A Ordem dos Farmacêuticos (OF) apela à necessidade de se encontrar soluções que permitam valorizar o contributo dos farmacêuticos comunitários para responder a situações clínicas ligeiras (condições não graves ou complicadas, autolimitadas e de curta duração, e cujos sintomas não são passíveis de ser confundidos com os de outros problemas de saúde), com protocolos pré-definidos, seguindo o exemplo de outros países.
A OF voltou a sublinhar esta necessidade numa audiência decorrida a 21 de abril com o grupo parlamentar do Partido Socialista (PS).
Em comunicado, a instituição destaca que Países como o Reino Unido – incluindo Inglaterra, Escócia, País de Gales e Irlanda do Norte -, França, Canadá, Irlanda, Austrália e Suíça já adotaram mecanismos que permitem uma intervenção dos farmacêuticos comunitários na gestão de situações clínicas ligeiras. “Portugal deve acompanhar esta evolução e criar condições para avançar com uma resposta estruturada nesta área, reforçando os cuidados de saúde de proximidade”, refere.
“Os farmacêuticos comunitários estão capacitados para avaliar sintomas, efetuar aconselhamento farmacêutico e, quando necessário, recomendar medicamentos não sujeitos a receita médica.
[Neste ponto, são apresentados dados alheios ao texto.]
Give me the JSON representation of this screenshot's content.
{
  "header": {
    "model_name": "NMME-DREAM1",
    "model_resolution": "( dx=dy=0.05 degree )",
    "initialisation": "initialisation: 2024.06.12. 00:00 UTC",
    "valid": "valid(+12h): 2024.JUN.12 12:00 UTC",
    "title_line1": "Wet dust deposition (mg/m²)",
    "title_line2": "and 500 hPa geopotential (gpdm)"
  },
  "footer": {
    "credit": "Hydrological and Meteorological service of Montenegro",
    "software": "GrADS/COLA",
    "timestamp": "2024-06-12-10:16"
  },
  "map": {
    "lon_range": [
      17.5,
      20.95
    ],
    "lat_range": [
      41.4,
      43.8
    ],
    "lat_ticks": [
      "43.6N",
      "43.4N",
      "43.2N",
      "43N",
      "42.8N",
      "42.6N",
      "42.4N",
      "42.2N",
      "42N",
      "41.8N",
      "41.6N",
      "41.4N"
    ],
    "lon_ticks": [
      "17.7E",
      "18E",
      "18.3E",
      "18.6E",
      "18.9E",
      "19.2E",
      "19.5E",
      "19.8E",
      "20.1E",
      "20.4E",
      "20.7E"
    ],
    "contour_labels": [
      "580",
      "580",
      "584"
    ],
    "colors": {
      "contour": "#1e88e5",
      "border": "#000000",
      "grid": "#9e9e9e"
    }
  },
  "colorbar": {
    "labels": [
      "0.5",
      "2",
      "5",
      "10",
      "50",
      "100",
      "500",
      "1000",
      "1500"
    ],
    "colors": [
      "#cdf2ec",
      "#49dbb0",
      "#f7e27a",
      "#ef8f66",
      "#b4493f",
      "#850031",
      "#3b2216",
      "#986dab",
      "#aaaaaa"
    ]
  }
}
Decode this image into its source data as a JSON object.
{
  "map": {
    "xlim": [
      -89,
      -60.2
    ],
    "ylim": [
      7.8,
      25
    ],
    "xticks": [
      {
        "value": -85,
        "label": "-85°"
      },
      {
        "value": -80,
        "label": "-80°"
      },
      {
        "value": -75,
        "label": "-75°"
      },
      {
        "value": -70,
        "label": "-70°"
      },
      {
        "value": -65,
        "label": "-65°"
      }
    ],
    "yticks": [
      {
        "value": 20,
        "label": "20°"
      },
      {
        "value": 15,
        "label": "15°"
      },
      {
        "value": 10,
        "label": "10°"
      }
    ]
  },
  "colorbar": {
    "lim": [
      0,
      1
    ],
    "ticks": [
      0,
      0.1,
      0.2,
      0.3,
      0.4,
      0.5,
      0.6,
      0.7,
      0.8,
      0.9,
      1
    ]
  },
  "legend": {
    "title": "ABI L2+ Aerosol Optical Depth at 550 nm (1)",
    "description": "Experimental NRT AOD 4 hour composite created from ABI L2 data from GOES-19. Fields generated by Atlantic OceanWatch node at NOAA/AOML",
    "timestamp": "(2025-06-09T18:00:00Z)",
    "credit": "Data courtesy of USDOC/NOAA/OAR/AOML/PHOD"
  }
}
Além disso, podem realizar testes simples para obter mais informações sobre a condição do doente”, justifica a OF, acrescentando que, “se a situação for mais complexa, o farmacêutico encaminha o utente para um médico ou unidade de saúde apropriada”.
Esta abordagem permitiria libertar os cuidados de saúde primários e urgências para outras atividades mais emergentes, evitando milhões de consultas e idas às urgências para resolução de situações clínicas ligeiras.
Ainda de acordo com a OF, “a experiência internacional mostra que este modelo é eficaz e sustentável, sendo uma oportunidade para Portugal de inovar e melhorar o seu sistema de saúde”.
A Ordem dos Farmacêuticos tem estado a acompanhar este assunto com o Ministério da Saúde, no sentido da implementação de protocolos de gestão por farmacêuticos comunitários de situações clínicas ligeiras, que seja desenhada como uma estratégia abrangente, envolvendo a Ordem dos Médicos.
A Ordem reafirma ainda “a sua total disponibilidade para colaborar na construção e implementação deste modelo, em articulação com as entidades competentes, designadamente no desenvolvimento de protocolos de intervenção, na definição de circuitos de referenciação e no reforço da comunicação entre profissionais de saúde”.
A este propósito, importa recordar que a Assembleia da República aprovou, a 27 de janeiro de 2025, o Projeto de Resolução n.º 539/XVI/1.ª, recomendando ao Governo a criação de um projeto-piloto nesta área, em articulação com a Direção-Geral da Saúde, a Direção Executiva do SNS, as ordens profissionais e as organizações representativas dos profissionais de saúde, dos farmacêuticos e das farmácias comunitárias.